Il a deux trous rouges au côté droit mais sur la photo ça ne paraît pas.

J’ai rêvé que je lançais ma robe de chambre bleu ciel dans une piscine. Je la voyais s’enfoncer lentement à travers l’eau jusqu’à se déposer à plat dans le fond, les manches formant une croix (nous avons écouté hier soir une moitié de film traitant de l’exorcisme dans lequel il y avait moult croix). Ma robe de chambre porte fièrement les initiales brodées RL pour Ralph Lauren à la hauteur de la poitrine, sur la pochette  gauche. Je l’ai achetée chez Eaton ou à la Baie il y a de cela des siècles, en laine polaire –faite de polyester à 100%.
C’est plus fort que moi et je ne résiste pas : la nostalgie du passé m’amène à écrire tous ces détails. Je me revois dans les premières années de ma vie montréalaise quand, à moitié morte après le travail le vendredi soir, il m’arrivait d’aller me détendre dans les grands magasins, le plus souvent n’achetant rien, mais retirant de ces sorties, seule, un grand bienfait. Flânant lentement entre les allées, j’étais le Dormeur du Val de Rimbaud dans la bouche de Charlebois : «Je ne parlerai pas, je ne penserai rien, mais l’amour infini me montera dans l’âme.» Je ne parlais ni ne pensais, effectivement, mais je ne saurais dire, hormis le vide comme dans l’expression faire le vide, qu’est-ce qui me montait dans l’âme. Ma fille s’en allant sur ses vingt ans, je fais référence ici à un passé ancien, car à partir du moment où elle est née, je n’ai plus eu accès à ces soirées de détente et d’évasion dans les grands magasins.

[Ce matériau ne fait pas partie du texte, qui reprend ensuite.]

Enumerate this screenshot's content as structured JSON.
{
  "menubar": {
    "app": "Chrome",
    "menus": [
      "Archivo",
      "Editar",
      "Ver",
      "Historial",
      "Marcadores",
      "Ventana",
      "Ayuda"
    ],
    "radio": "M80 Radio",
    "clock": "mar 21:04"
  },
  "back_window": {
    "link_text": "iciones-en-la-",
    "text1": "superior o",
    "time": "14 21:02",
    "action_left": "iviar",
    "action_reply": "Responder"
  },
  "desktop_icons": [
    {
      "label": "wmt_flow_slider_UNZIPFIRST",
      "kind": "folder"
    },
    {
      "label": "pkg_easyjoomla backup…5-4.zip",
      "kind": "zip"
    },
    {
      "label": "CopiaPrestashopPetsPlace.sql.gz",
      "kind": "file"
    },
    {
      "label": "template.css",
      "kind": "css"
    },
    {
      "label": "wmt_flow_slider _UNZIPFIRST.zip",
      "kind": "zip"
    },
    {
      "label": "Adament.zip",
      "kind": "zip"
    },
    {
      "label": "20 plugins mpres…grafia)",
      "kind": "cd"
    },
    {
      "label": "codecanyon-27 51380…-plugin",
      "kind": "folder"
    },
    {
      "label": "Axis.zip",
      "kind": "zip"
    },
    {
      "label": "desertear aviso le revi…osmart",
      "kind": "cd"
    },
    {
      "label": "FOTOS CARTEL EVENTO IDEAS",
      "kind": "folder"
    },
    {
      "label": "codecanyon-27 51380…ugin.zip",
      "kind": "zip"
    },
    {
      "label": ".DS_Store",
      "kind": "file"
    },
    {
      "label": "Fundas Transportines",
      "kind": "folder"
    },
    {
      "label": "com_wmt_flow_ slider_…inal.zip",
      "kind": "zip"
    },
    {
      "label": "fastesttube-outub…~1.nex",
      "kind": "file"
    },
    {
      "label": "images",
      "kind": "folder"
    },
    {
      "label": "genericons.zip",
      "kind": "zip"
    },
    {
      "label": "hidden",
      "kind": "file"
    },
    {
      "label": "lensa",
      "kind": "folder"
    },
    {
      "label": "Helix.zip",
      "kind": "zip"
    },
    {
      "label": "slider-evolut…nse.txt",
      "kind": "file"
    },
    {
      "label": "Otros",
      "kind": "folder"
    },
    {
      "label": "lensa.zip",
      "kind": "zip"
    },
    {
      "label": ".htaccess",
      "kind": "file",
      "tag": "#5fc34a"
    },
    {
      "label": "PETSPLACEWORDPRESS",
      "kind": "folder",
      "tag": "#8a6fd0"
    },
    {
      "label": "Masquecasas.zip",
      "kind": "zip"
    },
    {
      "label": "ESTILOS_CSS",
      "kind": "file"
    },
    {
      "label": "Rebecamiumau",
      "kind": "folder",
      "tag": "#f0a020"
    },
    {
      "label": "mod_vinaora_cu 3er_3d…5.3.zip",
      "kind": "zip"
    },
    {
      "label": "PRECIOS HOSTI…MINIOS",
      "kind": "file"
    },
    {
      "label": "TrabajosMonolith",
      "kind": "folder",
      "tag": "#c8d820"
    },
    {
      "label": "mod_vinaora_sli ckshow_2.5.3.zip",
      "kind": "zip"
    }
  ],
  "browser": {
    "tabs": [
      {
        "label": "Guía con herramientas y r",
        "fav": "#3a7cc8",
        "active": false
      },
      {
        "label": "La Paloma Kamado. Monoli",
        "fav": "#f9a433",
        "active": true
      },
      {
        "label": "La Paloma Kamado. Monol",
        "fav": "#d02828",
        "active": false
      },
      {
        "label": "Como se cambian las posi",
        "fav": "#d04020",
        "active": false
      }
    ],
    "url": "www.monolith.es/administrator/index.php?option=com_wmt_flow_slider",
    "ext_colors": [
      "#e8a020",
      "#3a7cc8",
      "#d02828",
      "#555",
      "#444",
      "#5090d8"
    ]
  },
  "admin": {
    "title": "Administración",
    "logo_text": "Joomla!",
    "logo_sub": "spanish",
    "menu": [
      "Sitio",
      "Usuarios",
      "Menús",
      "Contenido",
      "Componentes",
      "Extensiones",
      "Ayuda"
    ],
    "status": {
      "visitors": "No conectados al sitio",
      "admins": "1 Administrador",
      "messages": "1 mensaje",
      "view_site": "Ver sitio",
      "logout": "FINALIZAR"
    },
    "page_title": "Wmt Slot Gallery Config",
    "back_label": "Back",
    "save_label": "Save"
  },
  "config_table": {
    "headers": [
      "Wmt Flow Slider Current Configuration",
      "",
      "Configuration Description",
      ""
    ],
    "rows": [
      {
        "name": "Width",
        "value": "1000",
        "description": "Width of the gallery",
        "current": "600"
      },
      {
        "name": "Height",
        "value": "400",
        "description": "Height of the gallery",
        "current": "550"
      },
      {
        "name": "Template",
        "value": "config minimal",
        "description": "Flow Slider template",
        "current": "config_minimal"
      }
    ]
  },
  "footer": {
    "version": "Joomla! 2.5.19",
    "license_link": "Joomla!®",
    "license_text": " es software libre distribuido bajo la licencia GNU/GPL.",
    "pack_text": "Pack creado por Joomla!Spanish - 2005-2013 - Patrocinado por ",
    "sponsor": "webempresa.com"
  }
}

J’ai rêvé, donc, que je lançais ma robe de chambre dans une piscine publique et, comme si cela ne suffisait pas, c’était ensuite toute ma personne, habillée de la tête aux pieds, que je lançais à l’eau. Ce faisant, plouf !, je déplorais qu’il allait forcément se trouver des gens pour critiquer et me dire de sortir. A-t-on idée de contaminer l’eau chlorée avec des vêtements sales et, surtout, des chaussures. Je restais quand même quelques secondes à me laisser flotter et à profiter du rafraîchissement que me procurait ma mini baignade. Il devait donc faire chaud, dans mon rêve. Je me disais, m’apprêtant à sortir avant que les critiques fusent, que j’allais sécher en deux temps trois mouvements. Je m’agrippais déjà à l’échelle et m’extirpais de l’eau, tout en me demandant, perplexe, comment ça se faisait qu’il n’était pas possible, de façon générale, sans avoir à se cacher ou à se justifier, de sauter dans une piscine tout habillé. Ma question prenait de l’ampleur comme je mettais le pied sur bord de la piscine et j’en étais à me demander comment ça se faisait qu’une personne, née avec un tempérament un peu artiste et bohème, se sent souvent coincée par les règles et les obligations de toutes sortes. Mais sauter dans l’eau tout habillé est-il vraiment nécessaire, me demandais-je encore, ou n’est-ce pas le prétexte idéal pour me plaindre que je suis brimée. D’où il ressort que, fondamentalement, je ne m’en sors pas et il n’y a rien à y faire : je m’interroge nuit et jour.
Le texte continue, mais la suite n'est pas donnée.